Penanganan Psikodinamik bagi Anak-Anak Autis
Menurut Bruno Bettelheim (1967, 1974), atmosfer yang hangat dan penuh kasih sayang harus diciptakan untuk mendorong si anak memasuki dunia. Kesabaran sebagai penerimaan positif tanpa syarat diyakini merupakan hal yang perlu dilakukan oleh anak autis untuk memulai mempercayai orang lain dan untuk mengambil kesempatan dalam membangun hubungan dengan orang lain.
Penanganan dengan Obat-Obatan
Obat yang paling umum digunakan adalah haloperidol, suatu obat antipsikotik yang sering digunakan untuk menangani skizofrenia. Beberapa studi menunjukkan bahwa obat ini mengurangi penarikan diri dari kehidupan sosial, perilaku motorik stereotipik, dan perilaku maladaptif, seperti melukai diri sendiri dan agresi.namun, obat ini tidak menunjukkan efek positif untuk aspek-aspek lain gangguan autistik, seperti hubungan interpersonal yang abnormal dan hendaya bahasa.

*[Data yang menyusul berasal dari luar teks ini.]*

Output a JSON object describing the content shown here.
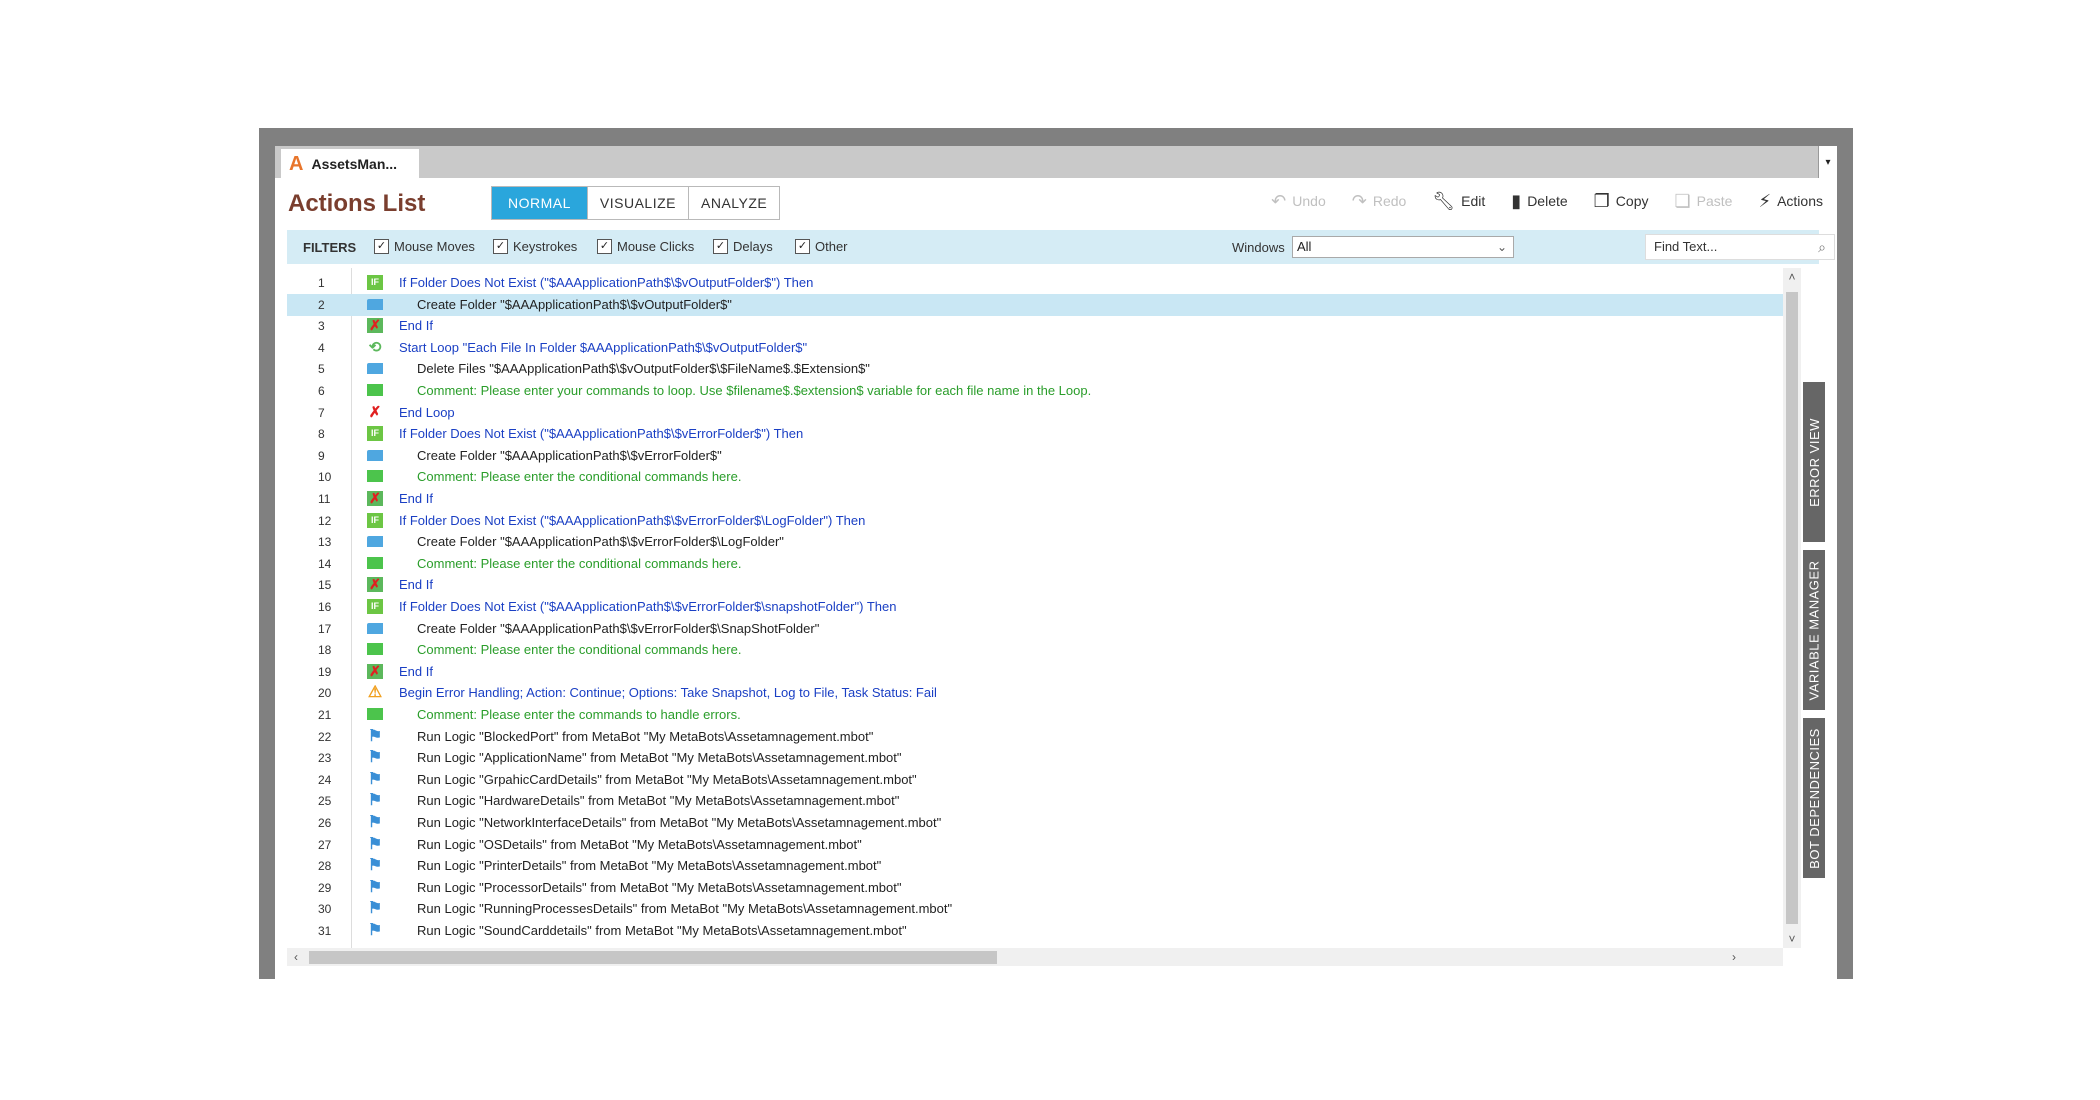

Para peneliti meneliti suatu antagonis reseptor opioid, neltrakson, dan menemukan bahwa obat ini mengurangi hiperaktivitas pada anak anak autis dan cukup meningkatkan perilaku memulai interaksi sosial. Selain itu juga menunjukkan sedikit peningkatan dalam perilaku memulai komunikasi. Namun obat tersebut tampaknya tidak berpengaru pada simtom-simtom utama autisme, dan beberapa bulti menunjukkan bahwa dalam dosis tertentu obat tersebut dapat meningkatkan perilaku melukai diri sendiri (Anderson dkk, 1997).

Referensi:
Davison, Gerald C dkk. 2006. Psikologi Abnormal. Jakarta : PT Raja Grafindo Persada
Nevid, Jeffrey S dkk. 2006. Psikologi Abnormal. Jakarta : Penerbit Erlangga.